Graves teacher studies at Globe Theatre

Graves County High School English teacher Tessa Powell early in her now-five-plus years of teaching at the school developed a reputation for making the plays of William Shakespeare come alive for her students. Of course, the Bard is the man who many consider the greatest writer in the English language, even the best in human history. The downside for modern Americans is that he wrote his 37 plays some 400 years ago. The problem is that language has changed considerably and some students find his words difficult to understand.
So, why does Shakespeare still matter? “I think it’s because of the universal themes that his writing shows,” she explained. “The themes are so relevant. Romeo and Juliet is the story of teenage lovers that can’t be together. When you walk into Graves County High School, you’re going to see that situation. Julius Caesar is about a republic overthrowing its own leader. You see that in The Hunger Games. I think it’s important for kids to see the relationship in those things. History repeats itself. The language is beautiful. It’s fun to hear. It’s very clever. Shakespeare can be very funny, too, and people normally don’t realize that!”
Powell knows she’s fortunate because this summer she took advantage of a unique and rewarding experience in London, England. “I got a scholarship for a three-week long class,” she said, “from the English Speaking Union’s Kentucky chapter.
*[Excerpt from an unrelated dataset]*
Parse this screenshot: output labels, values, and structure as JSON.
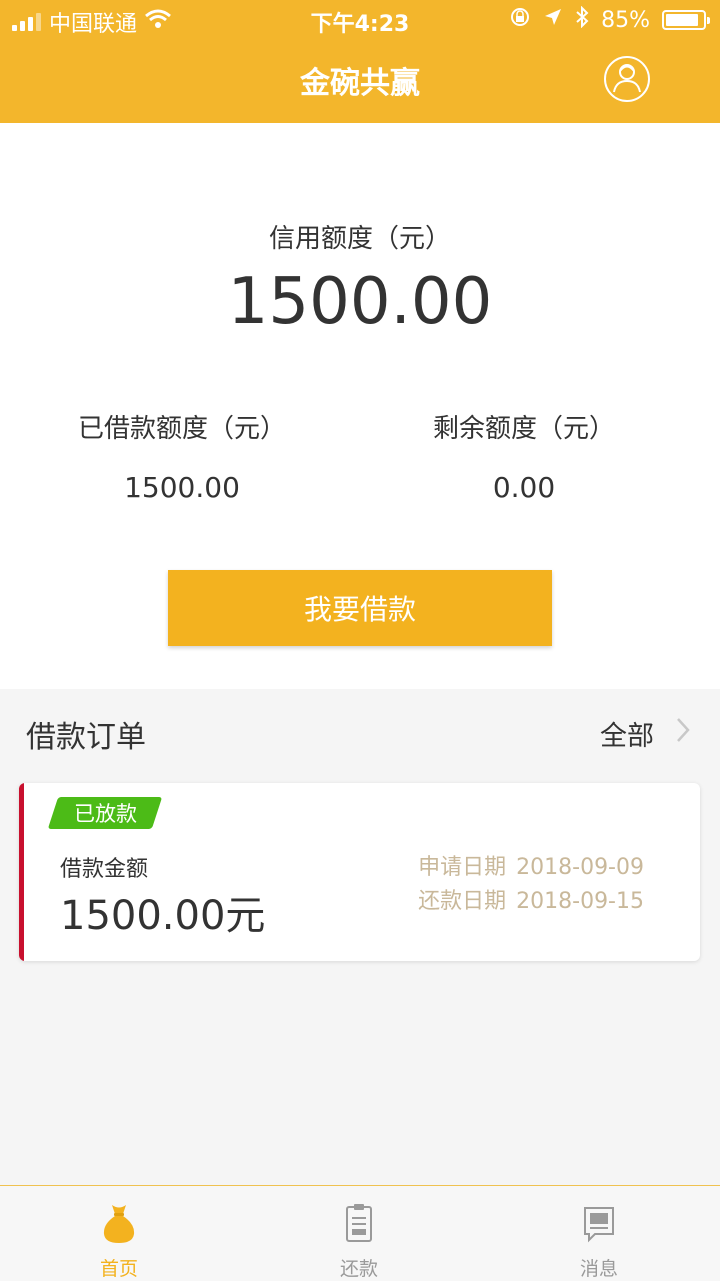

The English Speaking Union is for anybody. Basically, they promote the culture of the English language. Each branch can send however many teachers they want, depending on how much money they have. Kentucky usually just sends one teacher a year.
“Twenty-one English and drama teachers from the United States were in my class: ‘Teaching Shakespeare through Performance,’” Powell noted. “Instead of just having students read the play behind their desks, we learned ways to help them interpret it and make it more fun. Adding performance to the plays helps us understand the old language, because it’s meant to be seen, not just read.”
“A lot of the trouble is becoming familiar with that language,” she continued. “Once it becomes familiar and you get used to it, it becomes easier. We learned a lot about rhythm and how he uses rhythm to convey the message. Some characters speak with multisyllabic words, because they are upper class. The lower class speaks with monosyllabic words. Looking at those sorts of things can make it easier for the students; they don’t have to understand every word
“In the class, we had teachers who are professional actors,” she added. “They basically taught us games and activities to use with different scenes of the plays and get the kids up out of their seats to make it more fun and help them understand it better. They learn characterization, iambic pentameter, the structure of the plays, how the structure affects the emotion of the plays.”
Powell said, “It was really good to be with other teachers from America. We could bounce ideas off of each other. There were people from public schools, private schools – people from California, New York, Montana, and Florida. We got to collaborate, which is really neat.
“The people I worked with now have a Facebook group. We are already communicating, talking about school activities and ideas. All of the activities we learned can be adapted to other things, not just Shakespeare. I feel like I made some lifelong friends.
“This program also is available for social studies and drama teachers. The sponsoring organization pays for nearly everything.
“I felt really lucky, because other teachers were talking about how they were afraid their administration might get upset at what they are doing in class – maybe it’s too loud. I told them that I don’t have that problem at Graves County. I believe our administration really promotes anything new or engaging that’s going to help kids get excited.” Powell concluded, “Shakespeare is still part of the Common Core Standards nationwide. I believe he is the only author named who we are required to teach. It’s part of our curriculum.”